Он покачал головой. — Дети! Дети! — сказал ом с насмешливой укоризной. — Да вас же можно голыми руками брать. И еще воображаете себя заговорщиками! И еще хотите бороться с нашим государством своими детскими фокусами? Да вы только себе вредите!
Она смотрела на него, оцепенев. Рот ее был плотно сжат, глаза лихорадочно блестели, она все еще держалась за ручку двери.
— Но вам повезло, фрейлейн Шэнлейн, — продолжал комиссар тем же легким тоном презрительного превосходства, — поскольку сегодня вы лично меня совершенно не интересуете. Я интересуюсь сегодня только господином в вашем шкафу.

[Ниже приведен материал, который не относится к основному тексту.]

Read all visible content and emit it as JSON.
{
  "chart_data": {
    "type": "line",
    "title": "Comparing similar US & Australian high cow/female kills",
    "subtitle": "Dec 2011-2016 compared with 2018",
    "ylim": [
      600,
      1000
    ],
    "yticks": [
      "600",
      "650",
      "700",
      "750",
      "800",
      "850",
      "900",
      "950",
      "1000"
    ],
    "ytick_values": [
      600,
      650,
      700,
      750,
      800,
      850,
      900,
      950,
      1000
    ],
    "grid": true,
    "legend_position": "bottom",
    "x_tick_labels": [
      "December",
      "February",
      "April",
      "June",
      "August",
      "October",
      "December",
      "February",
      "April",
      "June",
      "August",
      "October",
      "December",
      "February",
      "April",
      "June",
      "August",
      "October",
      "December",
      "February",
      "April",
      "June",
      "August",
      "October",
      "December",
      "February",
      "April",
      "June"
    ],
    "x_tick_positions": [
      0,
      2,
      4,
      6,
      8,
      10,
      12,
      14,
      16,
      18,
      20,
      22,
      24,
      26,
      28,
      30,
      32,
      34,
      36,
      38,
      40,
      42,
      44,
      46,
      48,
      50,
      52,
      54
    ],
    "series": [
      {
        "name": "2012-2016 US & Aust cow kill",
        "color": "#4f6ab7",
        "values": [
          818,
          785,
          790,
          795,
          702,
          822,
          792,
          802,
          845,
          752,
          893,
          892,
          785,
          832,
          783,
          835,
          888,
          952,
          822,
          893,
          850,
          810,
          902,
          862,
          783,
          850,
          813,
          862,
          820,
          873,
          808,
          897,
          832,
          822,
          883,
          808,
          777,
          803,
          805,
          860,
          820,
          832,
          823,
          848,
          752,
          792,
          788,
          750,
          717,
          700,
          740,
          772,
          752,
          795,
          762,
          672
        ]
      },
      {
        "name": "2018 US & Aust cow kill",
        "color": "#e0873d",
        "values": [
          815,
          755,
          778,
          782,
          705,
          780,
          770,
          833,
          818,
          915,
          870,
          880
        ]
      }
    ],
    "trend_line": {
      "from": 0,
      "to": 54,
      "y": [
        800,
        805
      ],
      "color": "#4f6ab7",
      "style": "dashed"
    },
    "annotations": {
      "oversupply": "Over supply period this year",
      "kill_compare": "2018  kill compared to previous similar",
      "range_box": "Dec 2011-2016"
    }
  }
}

Может быть, когда у себя в кабинете я обдумаю ваше дело, я сочту своей обязанностью доложить о вас в соответствующем месте. Я говорю — может быть, наверно еще не знаю. А может быть, ваше дело покажется мне слишком пустяковым, особенно, принимая во внимание ваши легкие…
Вдруг она заговорила горячо и страстно: — Не нужно мне от вас никакой милости! Ненавижу вашу жалость! Мое дело не пустяковое! Да, верно, я систематически укрывала у себя политически неблагонадежных! Я слушала передачи из-за границы! Вот! Теперь вы знаете! Теперь вы уже не можете щадить меня — несмотря на мои легкие!
— Барышня! — насмешливо сказал он и окинул почти сострадательным взглядом эту странную фигуру старой девы в спортивных брюках и желтом с красными пуговицами джемпере. — У вас не только легкие, у вас и нервы! Полчаса допроса, и вы бы увидели, какая жалкая бессильная тряпка ваше тело! Очень неприятно, когда такую штуку относительно себя обнаружишь, подобного унижения собственного достоинства многие совсем не могут вынести, и потом сами мастерят себе петельку.
Он еще раз посмотрел на нее, задумчиво кивнул.
Затем сказал пренебрежительно: — И это называется бунтовщики!
Она содрогнулась, словно ее ударили хлыстом, но не ответила.
— Однако мы за приятной беседой совершенно позабыли о вашем госте в шкафу, — продолжал он, помолчав. — Идемте, фрейлейн Шэнлейн, если мы не вызволим его, он, пожалуй, там богу душу отдаст.